Wednesday, February 18, 2015

Blog#2: Big Unstructured Data v/s Structured Relational Data


The differences between unstructured and structured data

Structured data is information, usually text files, displayed in titled columns and rows which can easily be ordered and processed by data mining tools. This could be visualized as a perfectly organized filing cabinet where everything is identified, labeled and easy to access.

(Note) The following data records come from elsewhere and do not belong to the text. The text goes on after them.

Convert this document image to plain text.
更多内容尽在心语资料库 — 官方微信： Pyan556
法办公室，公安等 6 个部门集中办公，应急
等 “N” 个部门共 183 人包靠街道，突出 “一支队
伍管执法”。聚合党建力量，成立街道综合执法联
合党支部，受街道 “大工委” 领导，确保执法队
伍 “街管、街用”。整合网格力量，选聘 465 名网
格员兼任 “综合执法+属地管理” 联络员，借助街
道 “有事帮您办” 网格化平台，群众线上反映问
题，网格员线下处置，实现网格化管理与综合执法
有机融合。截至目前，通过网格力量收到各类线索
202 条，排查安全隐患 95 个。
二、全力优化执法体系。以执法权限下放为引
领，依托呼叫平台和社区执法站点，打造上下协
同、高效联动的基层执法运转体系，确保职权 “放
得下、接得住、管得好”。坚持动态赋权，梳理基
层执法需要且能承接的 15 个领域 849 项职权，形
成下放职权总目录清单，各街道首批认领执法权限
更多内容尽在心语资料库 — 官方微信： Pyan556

Unstructured data is information that either does not have a pre-defined data model and/or not organized in a predefined manner.
Common forms of unstructured data: 
  • Word Doc’s, PDF’s and Other Text Files - Books, letters, other written documents, audio and video transcripts
  • Audio Files - Customer service recordings, voicemails, 911 phone calls
  •  Presentations - PowerPoints, SlideShares
  •  Videos - Police dash cam, personal video, YouTube uploads
  •  Images - Pictures, illustrations, memes



Data types:

+Identity data helps businesses to relate all other information to a unique person, group, corporation, institution, digital asset or otherwise
+Descriptive data includes all objective information that is used to describe the identity
+Activity data is for actions
+Subjective data is about opinions offered by the identity about other identities
+Relationship data refers to information about how identities relate indirectly to other identities

Data warehouse “is a relational database that is designed for query and analysis rather than for transaction processing. It usually contains historical data derived from transaction data, but it can include data from other sources. It separates analysis workload from transaction workload and enables an organization to consolidate data from several sources.” Those data are organized which is relevant and meaningful. The diagram shows data warehouse’s architecture:




Data warehouse helps businesses to collect data and creates big data. With the big data, businesses can build an analytics tool to extract data, make data become more meaningful. Businesses then can make decision based on these data



Benefit from data warehousing

1. Competitive advantage is gained by allowing decision-makers access to data that can reveal previously unavailable, unknown, and untapped information on, for example, customers, trends, and demands.
2. More cost-effective decision-making: Data warehousing helps to reduce the overall cost of the· product· by reducing the number of channels
3. Increased productivity of corporate decision-makers by creating an integrated database of consistent, subject-oriented, historical data

Limitations of data warehousing:

1. Extra Reporting Work
2. Cost/Benefit Ratio
3. Data Ownership Concerns
4. Complexity of integration
5. Underestimation of resources of data loading
6. Required data not captured
7. High maintenance

The role of data warehouses

Data warehouse will become more critical to future business operations. With more than 95% unstructured data around the world, businesses need warehouses to store and process those data into meaningful information. This will enable businesses to forge ahead with unprecedented speed and agility. List below is the top trends of data warehouse in year 2014
1. Hadoop optimizes data warehousing environments by accelerating data transformation.
2. Customer experience (CX) strategies gain real-time insight to improve marketing campaigns.
3. Engineered systems become the de facto standard for large-scale information management activities.
4. On-demand sandbox analytics environments meet rising demand for rapid prototyping and information discovery.